Blogs

blog_1.jpg

Samuel M. Cohen Receives 2017 SOT Merit Award

By Elaine Faustman posted 02-07-2017 14:47

  

Samuel M. Cohen, MD, PhD, ATS, is the recipient of the 2017 Society of Toxicology (SOT) Merit Award. Throughout his distinguished career, Dr. Cohen has made exemplary contributions to toxicology as a practicing pathologist, researcher, teacher and mentor, scientific writer, and scientific advisor on important issues at the intersection of science and public policy. His primary research focus has been on the mechanisms of toxicity and carcinogenesis related to human exposure to environmental chemicals and pharmaceuticals and the importance of that understanding for prediction of human risk of cancer from chemical exposure.

v22017 Merit Award - Samuel Cohen (1) (2).jpg

In a landmark proposal in 1981, Dr. Cohen established the role of cell proliferation in carcinogenesis as an alternative to DNA reactivity. Then in 1990, his seminal publication describing the role of cell proliferation for DNA reactive and non-DNA reactive carcinogens was published in Science. He used this theoretical approach to demonstrate that interaction of direct DNA damage and cell proliferation changes result in a complex dose response seen for liver and urinary bladder carcinogenesis by 2-acetylaminofluorene in the US Food and Drug Administration, National Center for Toxicological Research ED01 Study. The role of cell proliferation has subsequently been demonstrated for many other classes of chemicals and now is routinely used by regulatory agencies in evaluating mode of action and human relevance.

Dr. Cohen may be best known for his work on various aspects of urinary bladder carcinogenesis by establishing the first rodent two-stage bladder carcinogen model in rats. He and colleagues demonstrated that saccharin was a rat-specific carcinogen, leading to saccharin being the first chemical to be delisted from the US National Toxicology Program List of Carcinogens and also the first chemical down classified from 2B to 3 based on mechanistic understanding by the International Agency for Research on Cancer.

During his career, Dr. Cohen has published more than 350 papers based on original research in peer-reviewed journals and has written nearly 50 book chapters with a focus on chemical carcinogenesis and inter-species extrapolations. A well-respected and accomplished scientific speaker, he has given hundreds of presentations both nationally and internationally. 

He currently is a professor at the University of Nebraska Medical Center Department of Pathology and Microbiology, as well as the Eppley Institute for Research in Cancer.

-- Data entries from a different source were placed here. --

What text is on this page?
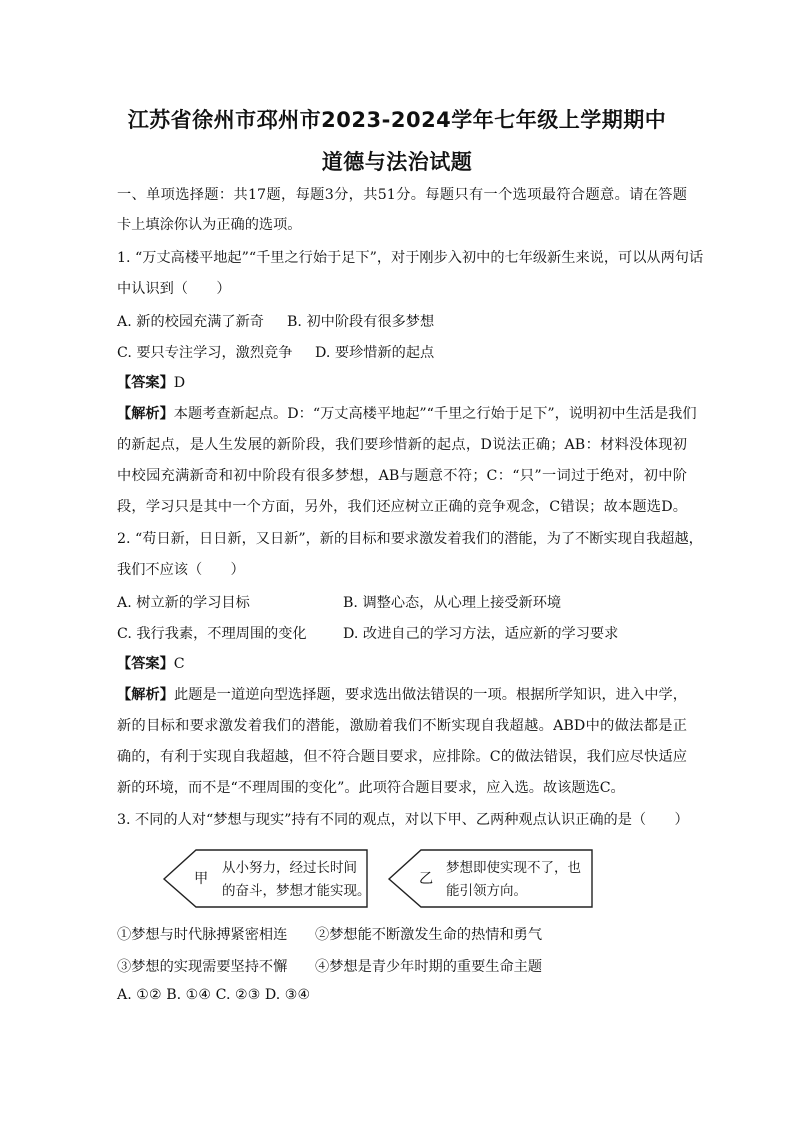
江苏省徐州市邳州市2023-2024学年七年级上学期期中
道德与法治试题
一、单项选择题：共17题，每题3分，共51分。每题只有一个选项最符合题意。请在答题
卡上填涂你认为正确的选项。
1. “万丈高楼平地起”“千里之行始于足下”，对于刚步入初中的七年级新生来说，可以从两句话
中认识到（　　）
A. 新的校园充满了新奇 B. 初中阶段有很多梦想
C. 要只专注学习，激烈竞争 D. 要珍惜新的起点
【答案】D
【解析】本题考查新起点。D：“万丈高楼平地起”“千里之行始于足下”，说明初中生活是我们
的新起点，是人生发展的新阶段，我们要珍惜新的起点，D说法正确；AB：材料没体现初
中校园充满新奇和初中阶段有很多梦想，AB与题意不符；C：“只”一词过于绝对，初中阶
段，学习只是其中一个方面，另外，我们还应树立正确的竞争观念，C错误；故本题选D。
2. “苟日新，日日新，又日新”，新的目标和要求激发着我们的潜能，为了不断实现自我超越，
我们不应该（　　）
A. 树立新的学习目标	B. 调整心态，从心理上接受新环境
C. 我行我素，不理周围的变化	D. 改进自己的学习方法，适应新的学习要求
【答案】C
【解析】此题是一道逆向型选择题，要求选出做法错误的一项。根据所学知识，进入中学，
新的目标和要求激发着我们的潜能，激励着我们不断实现自我超越。ABD中的做法都是正
确的，有利于实现自我超越，但不符合题目要求，应排除。C的做法错误，我们应尽快适应
新的环境，而不是“不理周围的变化”。此项符合题目要求，应入选。故该题选C。
3. 不同的人对“梦想与现实”持有不同的观点，对以下甲、乙两种观点认识正确的是（　　）
甲
从小努力，经过长时间
的奋斗，梦想才能实现。
乙
梦想即使实现不了，也
能引领方向。
①梦想与时代脉搏紧密相连 ②梦想能不断激发生命的热情和勇气
③梦想的实现需要坚持不懈 ④梦想是青少年时期的重要生命主题
A. ①② B. ①④ C. ②③ D. ③④
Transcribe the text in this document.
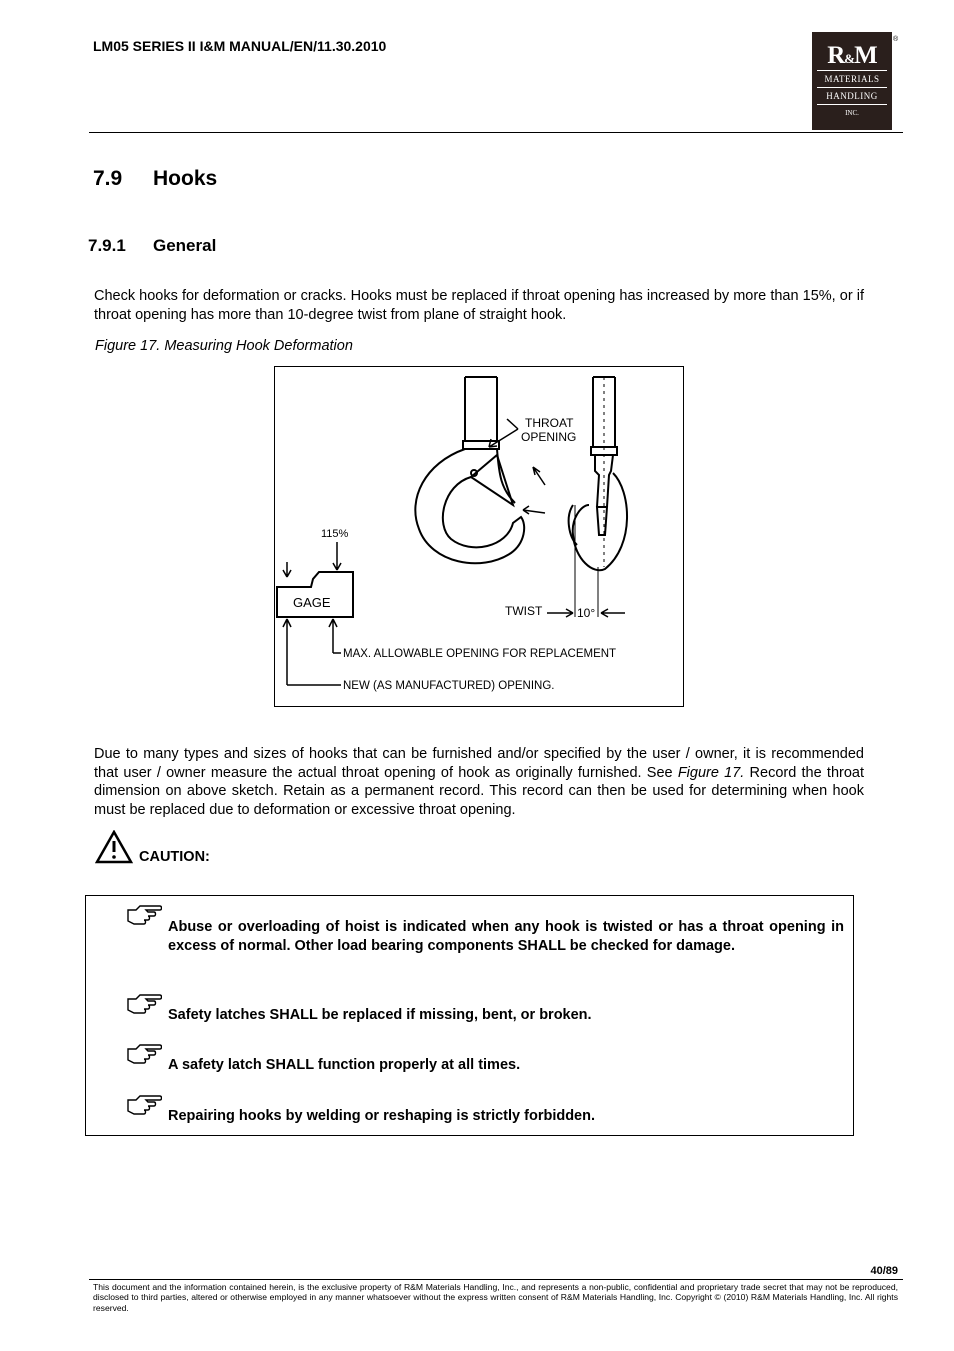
LM05 SERIES II I&M MANUAL/EN/11.30.2010	R&M
MATERIALS
HANDLING
INC.
®
7.9 Hooks
7.9.1 General
Check hooks for deformation or cracks. Hooks must be replaced if throat opening has increased by more than 15%, or if throat opening has more than 10-degree twist from plane of straight hook.
Figure 17. Measuring Hook Deformation
THROAT
OPENING
TWIST	10°
115%
GAGE
MAX. ALLOWABLE OPENING FOR REPLACEMENT
NEW (AS MANUFACTURED) OPENING.
Due to many types and sizes of hooks that can be furnished and/or specified by the user / owner, it is recommended that user / owner measure the actual throat opening of hook as originally furnished. See Figure 17. Record the throat dimension on above sketch. Retain as a permanent record. This record can then be used for determining when hook must be replaced due to deformation or excessive throat opening.
CAUTION:
Abuse or overloading of hoist is indicated when any hook is twisted or has a throat opening in excess of normal. Other load bearing components SHALL be checked for damage.
Safety latches SHALL be replaced if missing, bent, or broken.
A safety latch SHALL function properly at all times.
Repairing hooks by welding or reshaping is strictly forbidden.
40/89
This document and the information contained herein, is the exclusive property of R&M Materials Handling, Inc., and represents a non-public, confidential and proprietary trade secret that may not be reproduced, disclosed to third parties, altered or otherwise employed in any manner whatsoever without the express written consent of R&M Materials Handling, Inc. Copyright © (2010) R&M Materials Handling, Inc. All rights reserved.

He also is staff pathologist with Nebraska Medicine, the Nebraska Orthopedics Hospital in Omaha, and the Bellevue Medical Center. Additionally, he serves as an adjunct professor to the Program on Toxicologic Pathology at São Paulo State University Medical School in Botucatu, Brazil.

Since joining SOT in 1986, he has served on the Awards Committee (2012‒2014) and as president of the Central States Regional Chapter (2004‒2005) and the Carcinogenesis Specialty Section (2002‒2003). He received the John Doull Medal from the Central States Regional Chapter in 1996, the SOT Arnold J. Lehman Award in 2001, and the 2016 Ambassador Award from the Mid-Atlantic Regional Chapter.

Outside of SOT, Dr. Cohen received the 2015 Lifetime Achievement Award from the Society of Toxicologic Pathology and the 2016 Distinguished Scientist Award from the American College of Toxicology. He currently serves as a member of the Academy of Toxicological Sciences (ATS) Board of Directors.